Otelden çıktığımızda John babamın bizi çağırdığını ve bize bahsedeceği planı anlatacağını söyleyip doğruca büyük eve gittik. Doğduğumdan beri saray gibi eve küçükken hep büyük ev derdim.

Büyük eve gitmemeye çalışsam da babam çağırdığı için gitmek zorunda kalıyordum. Hiçbir çocuk doğduğu eve gitmek istemez mi? Hiç büyüdüğü odasına girmek istemez mi diye sorardım bazen ama cevabım hep kesin ve aynıdır. Ben normal bir çocuk gibi büyümedim. Oraya girince annemle olan anılarım ve kokusu geliyordu burnuma. Ondan ne kadar nefret etmeye çalışsam da yüzü ve kokusu burnumda tütüyordu.
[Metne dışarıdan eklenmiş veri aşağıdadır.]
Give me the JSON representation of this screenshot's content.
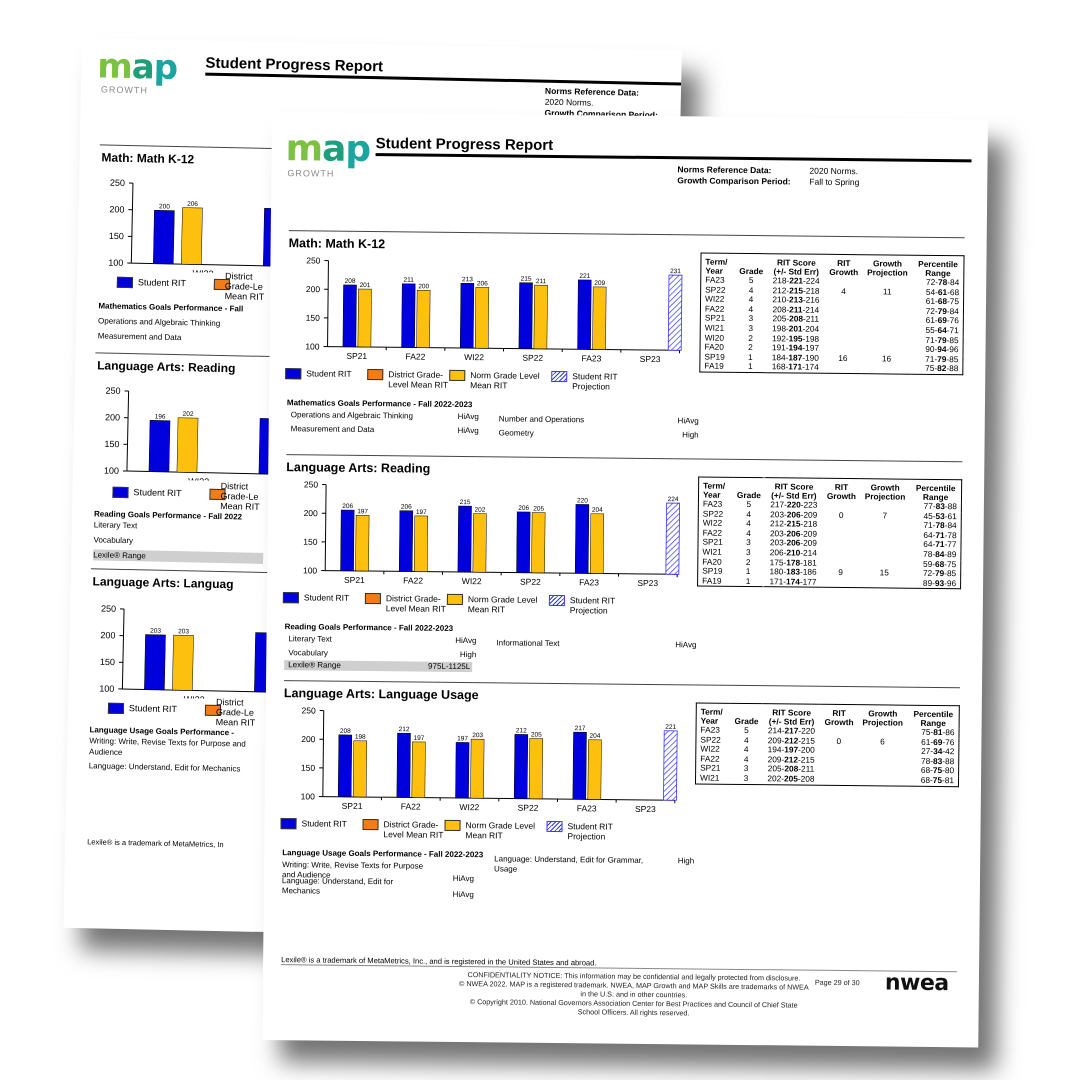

Yol boyunca babamın anlatacağı planla debelleşip durdum. Babamın planının ana karakteri bendim ve hiç olmak istemediğim biri oluyordum. Ama bu plan çoğu zaman hep başarılı çıkıyordu. Belki bu görevi gerçekten başarabilirdik ama yapamamıştık ve kendime çok kızıyordum.

Eve geldiğimizde motordan inip eve gireceğimiz sırada yeni kişi kolumdan tutup beni durdurdu. John bana baktığında içeri girmesini işaret ettim. Daha sonra yeni kişiye döndüğümde konuşmaya başladı.

" Patronun söyleyeceği plan ne?" dediğinde tek kaşımı kaldırıp ona baktım. Gerçekten bunun için mi durdurmuştu beni?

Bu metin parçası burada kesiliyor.